We volunteered most days we were in Israel at the Chabad of Katamon near our apartment. When the war started Chabad of Katamon provided over 30,000 sandwiches each day to army bases for the 300,000 reservists. Today, they prepare and distribute 2500 to 3000 sandwiches daily to school children in Jerusalem. They are given to children from financially strained households, those displaced from the north and south, and the children of enlisted IDF reservists. There we met Esti, an 80-something woman who began helping on October 8 and is the volunteer head of the effort. She took to Hayim immediately and they became fast friends. We met Hayim and Sandy, who made Aliyah two years ago, who live in the neighborhood and come everyday to make sandwiches, and help with their grandchildren every afternoon. We met Miriam, a therapist who volunteers once a week as a break to the therapy she does with families who have been traumatized by the war. Miriam drove us home one day without even asking first where we lived. We also went to Kehillat Eretz Hemdah in the afternoon and helped to tie tzitzit onto IDF approved green T-shirts for soldiers. At each place, Hayim imagined the faces of children who would eat the sandwiches and the soldiers who would wear the tzitzit. Religious soldiers wear tzitzit as well as those who feel it brings them comfort and strength.


We visited the new national library at Givat Rom where there is an exhibit of chairs set with pictures of each of the hatufim and a book waiting on each chair for the hostage to return.


We visited family and friends to support them during this challenging time. Each one had different stories to tell about their experiences. “Where were you on October 7” is a common question. Many had children who were soldiers in Gaza or up north, many of whom had enlisted in the reserves when the war broke out. Some are confident that Israel will survive. And some not so confident and afraid this is the end. 


I reconnected with two women who had been in my aidah at Ramah Wisconsin and made Aliyah years ago. Before the war they started a zoom group for our aidah, those in America and those in Israel. I had been corresponding with these two, one from Des Moines and one from Houston, and they asked if I would visit in them Herzeliya. I took the train to Herzeliya to see them. The three of us hadn’t really been friends when we were campers or since, yet we had an inextricable bond made stronger by the situation in Israel. During our lunch, one asked me why I agreed to come and see them. I answered, “Because you asked me.” Hayim and I felt it was our duty to listen. 

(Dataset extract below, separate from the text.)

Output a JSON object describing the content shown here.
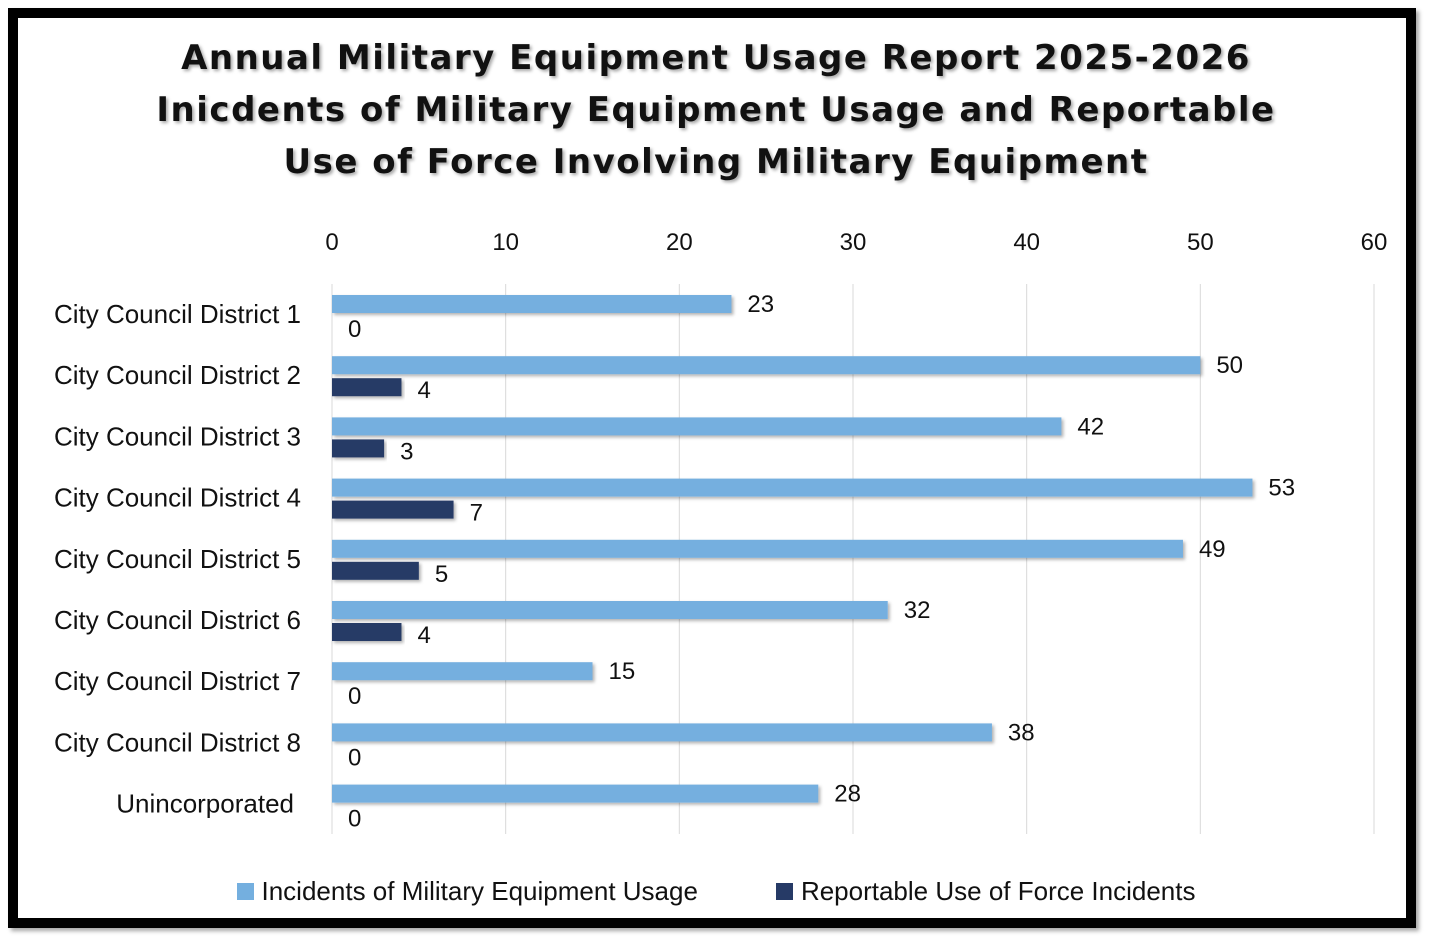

We met a couple who had been evacuated from Kiryat Shimona, who were renting an apartment in our neighborhood. We invited them to stay in our place until we returned to Israel. They gladly accepted. Previously a mom and her two small children stayed at our apartment and before that a rabbi and his wife and children. This gave us a way to feel that though we were absent from Israel, we were still able to help others. 


We saw David Glotter who came to pick up a duffel bag of supplies we brought from his parents. We spent half an hour talking about his experiences up north, his concerns about Israel, and what it will be like after weeks and weeks at the northern front to be home again with his family.


We saw the warning from the dangerous oxen and we tried to mitigate their damage and look forward to returning to Israel for Pesach to pick up where we left off.